Va. "Personhood" Push Grinds to a Halt in Senate
State lawmakers vote to delay the high-profile fight for the remainder of 2012.
| Posted Thursday, Feb. 23, 2012, at 4:30 PM
Photo by Brendan Hoffman/Getty Images.
UPDATE: Virginia lawmakers on Thursday voted to punt the state's so-called "personhood" bill to next year, giving the state's anti-abortion advocates their second setback in as many days.
The local CBS affiliate in Richmond reports that the state Senate voted to send the controversial proposal back to committee, a move that effectively kills the bill for the remainder of 2012. The measure, which would define the beginning of human life as at the moment of conception, was approved in the House earlier this month and a Senate committee, likewise, signed off on the effort earlier Thursday. Ultimately, however, the measure hit a round block in the upper chamber, where the vote was 24-14 in favor of preventing the bill from coming up for an up-or-down vote.
Similar personhood proposals have failed in a number of states in recent years, most recently in Mississippi, where voters rejected a ballot initiative that would have amended the state constitution. Anti-abortion state lawmakers, however, have taken up the push at the legislative level.
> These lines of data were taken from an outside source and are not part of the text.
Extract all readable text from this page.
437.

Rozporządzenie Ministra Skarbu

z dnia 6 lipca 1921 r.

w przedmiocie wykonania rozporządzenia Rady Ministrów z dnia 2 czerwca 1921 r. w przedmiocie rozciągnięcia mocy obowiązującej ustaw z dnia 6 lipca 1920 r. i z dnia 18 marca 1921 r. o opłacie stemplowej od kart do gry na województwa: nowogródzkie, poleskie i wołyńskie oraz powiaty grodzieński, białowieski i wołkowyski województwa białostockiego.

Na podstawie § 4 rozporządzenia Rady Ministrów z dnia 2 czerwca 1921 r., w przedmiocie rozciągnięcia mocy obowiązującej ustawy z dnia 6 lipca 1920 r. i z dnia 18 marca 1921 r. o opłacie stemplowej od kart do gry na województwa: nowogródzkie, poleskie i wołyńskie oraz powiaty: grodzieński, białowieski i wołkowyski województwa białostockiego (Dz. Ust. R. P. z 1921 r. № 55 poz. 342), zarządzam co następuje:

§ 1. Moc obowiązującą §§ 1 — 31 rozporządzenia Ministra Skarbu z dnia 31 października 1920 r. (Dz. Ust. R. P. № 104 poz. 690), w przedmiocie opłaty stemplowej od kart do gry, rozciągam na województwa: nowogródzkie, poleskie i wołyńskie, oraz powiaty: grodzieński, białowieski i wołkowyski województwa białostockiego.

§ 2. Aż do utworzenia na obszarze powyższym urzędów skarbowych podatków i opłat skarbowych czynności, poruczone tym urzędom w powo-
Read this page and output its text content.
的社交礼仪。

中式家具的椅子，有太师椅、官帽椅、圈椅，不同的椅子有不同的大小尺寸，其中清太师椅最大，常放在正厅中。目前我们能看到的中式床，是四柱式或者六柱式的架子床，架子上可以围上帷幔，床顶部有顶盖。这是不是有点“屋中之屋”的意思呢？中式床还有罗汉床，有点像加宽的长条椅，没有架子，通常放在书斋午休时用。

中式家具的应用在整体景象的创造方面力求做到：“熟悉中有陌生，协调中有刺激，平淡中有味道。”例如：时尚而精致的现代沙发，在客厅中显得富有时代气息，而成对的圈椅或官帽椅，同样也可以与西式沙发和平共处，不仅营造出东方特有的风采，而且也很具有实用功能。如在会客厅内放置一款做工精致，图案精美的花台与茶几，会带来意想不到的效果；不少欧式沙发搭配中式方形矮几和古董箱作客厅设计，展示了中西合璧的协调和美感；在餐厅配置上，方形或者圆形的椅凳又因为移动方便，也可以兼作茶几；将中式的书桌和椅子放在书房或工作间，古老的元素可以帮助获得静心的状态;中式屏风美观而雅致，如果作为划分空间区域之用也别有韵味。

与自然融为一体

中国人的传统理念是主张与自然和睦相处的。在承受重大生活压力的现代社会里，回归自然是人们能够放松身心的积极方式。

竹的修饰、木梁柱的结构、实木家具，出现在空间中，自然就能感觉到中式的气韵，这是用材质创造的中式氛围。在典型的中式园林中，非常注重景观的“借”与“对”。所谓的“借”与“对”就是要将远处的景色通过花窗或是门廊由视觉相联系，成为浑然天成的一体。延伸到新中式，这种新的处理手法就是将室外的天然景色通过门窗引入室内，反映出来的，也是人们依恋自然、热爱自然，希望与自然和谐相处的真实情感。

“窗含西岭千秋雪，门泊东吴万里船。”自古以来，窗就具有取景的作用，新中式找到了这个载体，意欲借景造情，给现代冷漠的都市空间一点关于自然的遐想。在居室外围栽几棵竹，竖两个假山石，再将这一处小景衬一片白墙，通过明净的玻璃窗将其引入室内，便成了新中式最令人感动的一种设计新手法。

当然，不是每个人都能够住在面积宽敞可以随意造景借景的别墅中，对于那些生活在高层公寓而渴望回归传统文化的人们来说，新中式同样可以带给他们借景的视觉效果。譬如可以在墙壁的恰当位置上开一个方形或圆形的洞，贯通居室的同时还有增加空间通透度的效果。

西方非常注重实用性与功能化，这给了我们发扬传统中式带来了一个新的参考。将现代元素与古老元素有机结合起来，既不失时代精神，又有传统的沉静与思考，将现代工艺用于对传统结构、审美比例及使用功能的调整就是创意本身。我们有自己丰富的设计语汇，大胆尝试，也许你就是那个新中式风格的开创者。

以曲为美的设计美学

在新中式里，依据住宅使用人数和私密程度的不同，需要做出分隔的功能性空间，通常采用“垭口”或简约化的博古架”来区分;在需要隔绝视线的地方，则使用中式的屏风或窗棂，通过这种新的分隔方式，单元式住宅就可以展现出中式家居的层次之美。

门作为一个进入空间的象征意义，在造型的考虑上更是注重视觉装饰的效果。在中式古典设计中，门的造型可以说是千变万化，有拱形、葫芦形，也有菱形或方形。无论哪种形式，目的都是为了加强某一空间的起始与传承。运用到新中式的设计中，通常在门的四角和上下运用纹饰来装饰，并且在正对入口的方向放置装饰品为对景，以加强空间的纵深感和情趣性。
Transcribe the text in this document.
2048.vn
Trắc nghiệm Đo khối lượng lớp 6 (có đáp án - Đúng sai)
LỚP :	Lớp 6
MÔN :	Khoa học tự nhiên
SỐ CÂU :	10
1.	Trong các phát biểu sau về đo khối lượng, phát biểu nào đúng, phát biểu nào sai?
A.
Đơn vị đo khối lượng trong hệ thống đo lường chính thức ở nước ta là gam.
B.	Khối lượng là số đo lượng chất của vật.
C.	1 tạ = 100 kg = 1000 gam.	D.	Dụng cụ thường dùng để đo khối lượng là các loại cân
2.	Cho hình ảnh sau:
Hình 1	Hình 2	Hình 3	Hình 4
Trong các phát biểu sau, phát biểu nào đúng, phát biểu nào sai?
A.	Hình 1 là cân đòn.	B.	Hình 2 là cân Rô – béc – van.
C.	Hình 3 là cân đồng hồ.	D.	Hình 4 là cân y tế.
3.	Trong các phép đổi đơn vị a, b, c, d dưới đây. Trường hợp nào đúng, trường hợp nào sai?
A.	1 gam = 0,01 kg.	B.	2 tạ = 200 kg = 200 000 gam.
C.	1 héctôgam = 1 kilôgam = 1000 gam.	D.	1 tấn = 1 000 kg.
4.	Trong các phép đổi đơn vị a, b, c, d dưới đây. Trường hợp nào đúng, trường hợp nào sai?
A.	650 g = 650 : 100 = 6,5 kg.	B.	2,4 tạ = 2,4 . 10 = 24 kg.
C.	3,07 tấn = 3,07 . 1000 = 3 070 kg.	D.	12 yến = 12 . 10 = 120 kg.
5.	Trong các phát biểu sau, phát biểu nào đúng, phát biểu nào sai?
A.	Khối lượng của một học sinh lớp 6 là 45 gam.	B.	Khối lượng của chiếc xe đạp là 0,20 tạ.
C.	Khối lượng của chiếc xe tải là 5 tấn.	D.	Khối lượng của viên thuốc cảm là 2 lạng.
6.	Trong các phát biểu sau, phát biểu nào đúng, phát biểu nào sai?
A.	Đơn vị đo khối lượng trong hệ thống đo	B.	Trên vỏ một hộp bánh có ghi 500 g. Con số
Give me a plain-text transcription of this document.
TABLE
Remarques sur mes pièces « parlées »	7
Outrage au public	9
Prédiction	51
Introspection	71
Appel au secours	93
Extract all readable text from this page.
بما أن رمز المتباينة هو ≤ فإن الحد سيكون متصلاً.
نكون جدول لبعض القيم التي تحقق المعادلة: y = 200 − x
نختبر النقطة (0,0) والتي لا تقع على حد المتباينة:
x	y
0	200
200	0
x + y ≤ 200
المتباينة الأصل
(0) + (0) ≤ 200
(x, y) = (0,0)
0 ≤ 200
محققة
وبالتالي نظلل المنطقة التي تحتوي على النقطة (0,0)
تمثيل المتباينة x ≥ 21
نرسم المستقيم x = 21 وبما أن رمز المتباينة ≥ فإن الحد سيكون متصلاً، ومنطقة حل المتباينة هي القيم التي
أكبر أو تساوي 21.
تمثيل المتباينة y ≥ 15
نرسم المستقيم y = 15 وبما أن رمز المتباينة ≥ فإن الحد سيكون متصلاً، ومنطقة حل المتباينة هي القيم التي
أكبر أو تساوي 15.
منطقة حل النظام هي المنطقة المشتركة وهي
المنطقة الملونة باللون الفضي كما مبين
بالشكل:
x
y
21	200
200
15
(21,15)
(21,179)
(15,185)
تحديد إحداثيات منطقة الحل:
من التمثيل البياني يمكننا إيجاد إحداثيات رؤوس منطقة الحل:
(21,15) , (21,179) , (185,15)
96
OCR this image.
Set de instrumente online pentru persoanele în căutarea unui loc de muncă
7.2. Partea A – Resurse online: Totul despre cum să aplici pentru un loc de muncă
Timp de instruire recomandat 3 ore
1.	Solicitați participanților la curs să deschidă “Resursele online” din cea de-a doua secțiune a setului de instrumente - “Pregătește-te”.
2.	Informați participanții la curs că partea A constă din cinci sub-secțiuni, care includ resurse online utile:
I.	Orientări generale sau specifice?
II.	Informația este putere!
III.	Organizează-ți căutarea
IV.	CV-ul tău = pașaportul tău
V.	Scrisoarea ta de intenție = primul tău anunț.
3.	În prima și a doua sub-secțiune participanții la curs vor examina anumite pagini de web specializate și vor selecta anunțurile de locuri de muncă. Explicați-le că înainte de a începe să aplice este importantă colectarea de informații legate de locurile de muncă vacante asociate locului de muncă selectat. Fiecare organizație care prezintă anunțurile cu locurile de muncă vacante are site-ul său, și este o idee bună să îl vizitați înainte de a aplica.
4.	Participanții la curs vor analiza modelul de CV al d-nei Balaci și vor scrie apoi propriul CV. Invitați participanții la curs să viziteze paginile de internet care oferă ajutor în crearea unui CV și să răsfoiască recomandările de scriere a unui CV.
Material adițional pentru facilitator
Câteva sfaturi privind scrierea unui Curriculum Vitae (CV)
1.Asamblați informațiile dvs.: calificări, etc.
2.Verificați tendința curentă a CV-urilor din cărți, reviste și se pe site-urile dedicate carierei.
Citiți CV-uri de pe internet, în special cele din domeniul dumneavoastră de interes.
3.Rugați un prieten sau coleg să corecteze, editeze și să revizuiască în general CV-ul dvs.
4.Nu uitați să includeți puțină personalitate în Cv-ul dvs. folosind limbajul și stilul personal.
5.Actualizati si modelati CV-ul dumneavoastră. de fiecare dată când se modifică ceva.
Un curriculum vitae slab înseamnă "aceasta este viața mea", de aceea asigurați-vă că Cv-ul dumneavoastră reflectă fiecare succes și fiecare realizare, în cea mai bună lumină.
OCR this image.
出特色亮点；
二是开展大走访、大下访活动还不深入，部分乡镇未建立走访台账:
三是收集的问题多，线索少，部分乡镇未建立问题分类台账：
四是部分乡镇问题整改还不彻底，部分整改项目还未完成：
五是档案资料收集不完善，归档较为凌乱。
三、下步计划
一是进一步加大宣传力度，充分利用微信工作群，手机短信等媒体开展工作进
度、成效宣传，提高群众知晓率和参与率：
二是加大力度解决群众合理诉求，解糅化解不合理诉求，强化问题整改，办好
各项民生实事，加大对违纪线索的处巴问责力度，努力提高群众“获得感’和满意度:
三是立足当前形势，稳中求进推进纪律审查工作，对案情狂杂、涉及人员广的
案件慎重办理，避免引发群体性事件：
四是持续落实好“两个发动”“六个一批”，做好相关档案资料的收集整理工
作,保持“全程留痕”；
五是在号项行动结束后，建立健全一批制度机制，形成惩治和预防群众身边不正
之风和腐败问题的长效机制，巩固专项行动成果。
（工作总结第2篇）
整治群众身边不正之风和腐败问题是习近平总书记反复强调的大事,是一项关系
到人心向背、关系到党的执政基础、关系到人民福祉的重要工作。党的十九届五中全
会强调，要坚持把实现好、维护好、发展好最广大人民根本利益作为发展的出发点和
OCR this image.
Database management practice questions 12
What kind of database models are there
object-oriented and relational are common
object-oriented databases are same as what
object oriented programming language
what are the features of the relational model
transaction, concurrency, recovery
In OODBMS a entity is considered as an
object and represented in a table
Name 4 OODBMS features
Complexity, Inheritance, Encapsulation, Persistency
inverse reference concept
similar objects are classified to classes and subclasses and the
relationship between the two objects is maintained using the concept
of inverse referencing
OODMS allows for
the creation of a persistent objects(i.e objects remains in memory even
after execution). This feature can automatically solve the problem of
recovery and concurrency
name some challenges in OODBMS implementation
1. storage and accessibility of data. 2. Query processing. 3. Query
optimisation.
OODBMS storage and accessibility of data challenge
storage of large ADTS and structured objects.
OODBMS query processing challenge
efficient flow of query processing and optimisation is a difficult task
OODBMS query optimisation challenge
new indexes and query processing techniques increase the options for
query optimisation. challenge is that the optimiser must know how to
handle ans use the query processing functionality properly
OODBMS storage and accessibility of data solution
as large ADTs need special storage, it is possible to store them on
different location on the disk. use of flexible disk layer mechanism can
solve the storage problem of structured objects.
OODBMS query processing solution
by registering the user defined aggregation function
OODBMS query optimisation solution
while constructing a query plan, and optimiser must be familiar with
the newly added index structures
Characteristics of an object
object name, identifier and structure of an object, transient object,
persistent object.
One such effort appears on its way to passage in Oklahoma.
On Wednesday, Virginia lawmakers amended a second controversial piece of abortion-related legislation, dropping a controversial provision that would have required some women to undergo an invasive, intravaginal ultrasound before having an abortion.
Thursday, Feb. 16: Oklahoma has become the latest state to mobilize behind so-called "personhood" legislation, which would define the beginning of human life as at the moment of conception. The state Senate passed such a bill, 34-8, on Wednesday and it looks likely to sail through the House as well, the Oklahoman reports.
Virginia House legislators also passed a pair of anti-abortion bills this week, including its own personhood measure. The other bill would require women to have an ultrasound before undergoing an abortion. A version of the ultrasound legislation has already passed the state Senate and Republican Governor Bob McDonnell is expected to sign the bill into law, CBS News reports.
Neither McDonnell nor Oklahoma Governor Mary Fallin have weighed in on their state's respective personhood bills, but Fallin has a record of supporting anti-abortion legislation and is expected to sign it if it reaches her desk.
Both bills share similar language that grants "unborn children" at "every stage of development" the "rights, privileges, and immunities available to other persons." According to Oklahoma state Sen. Brian Crain, who introduced the measure, his bill would not prohibit contraception or in vitro fertilization. Virginia's bill, however, would ban emergency contraception and some activists fear it would also clear the way for the banning of birth control pills and intrauterine devices, or IUDs, Reuters reports.
A series of similar "personhood" amendments to state constitutions have failed in recent elections. After failing even in conservative Mississippi, legislators have taken up the anti-abortion strategy themselves, as anticipated by CNN soon after the Mississippi amendment failed in November 2011.